You can select specific criteria for your existing staff, fleet and other elements. Some include grandfather clauses pertaining to existing employees and fleet. Whatever you include, make sure you update district policies and procedures to reflect the same. The school district will remain in control of all transportation policy and procedures.

Step 7: Set expectations and communicate often.

It is important to clearly define and communicate your district’s expectations. This helps ensure the school board, drivers, community members and private contractor are all on the same page and working toward common goals. 

Fear of the unknown can drive uncertainty. Inform the public of your decision to outsource and review the process steps with them. Similarly, drivers may be concerned about their jobs and not recognize fully the value of their experience and knowledge. Explain the extensive nature of the RFP process. And, help them to understand that reputable student transportation service providers will recognize the value and importance of retaining as many drivers as possible.

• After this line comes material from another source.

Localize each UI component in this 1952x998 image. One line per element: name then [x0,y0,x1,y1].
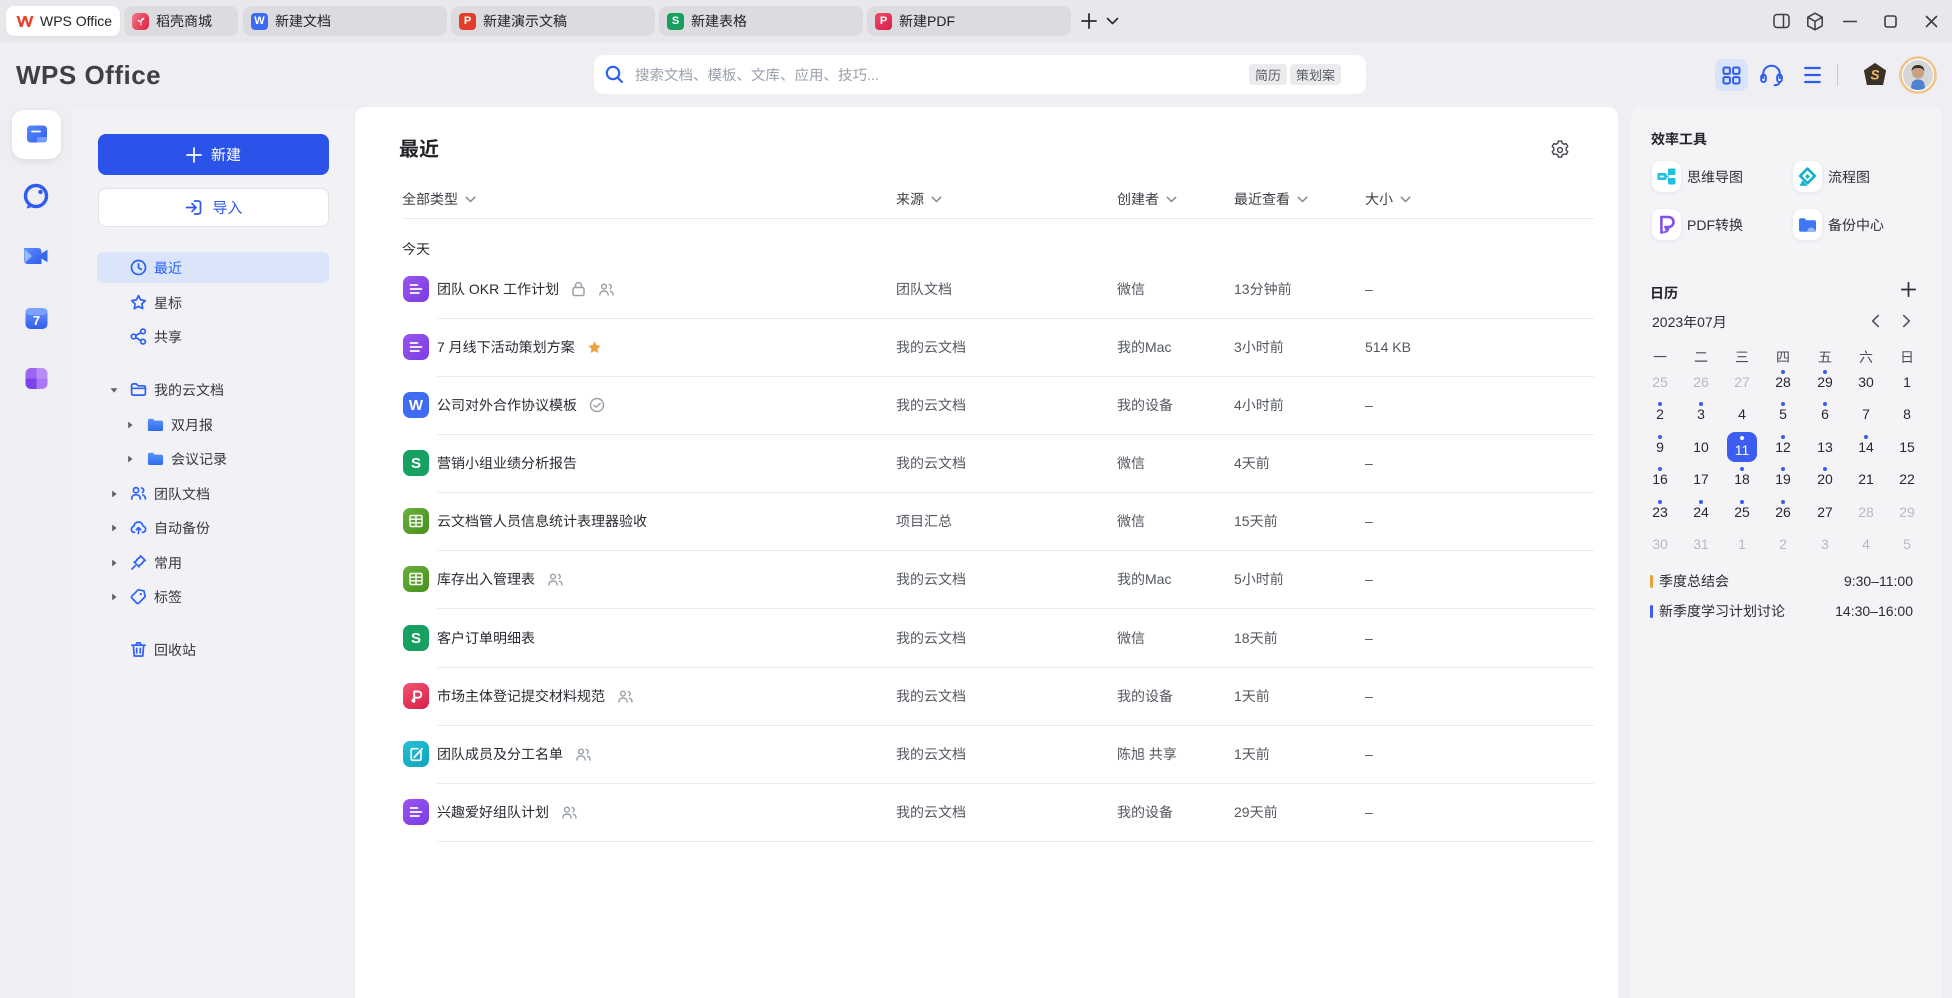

Download Sample PTO Letter
Download Sample News Release

Step 8: Qualify potential transportation providers and issue RFP.

Research potential providers and include them in the RFP process. You will qualify them through your research as well as through the proposal review process. Consider holding a pre-bid conference to openly present all specifications to potential bidders.

Step 9: Rank your responses.

Within your RFP, include a point matrix. This will allow your internal judges to individually assess a point value for each section, or goal. Then, the proposal with the highest total points is likely your best candidate to begin contract negotiations.

Step 10: Negotiate and award.

Jointly develop a comprehensive contract that creates the foundation for a well-formed, high-quality partnership. Include performance, safety and service standards that allow you to meet your district’s goals and expectations.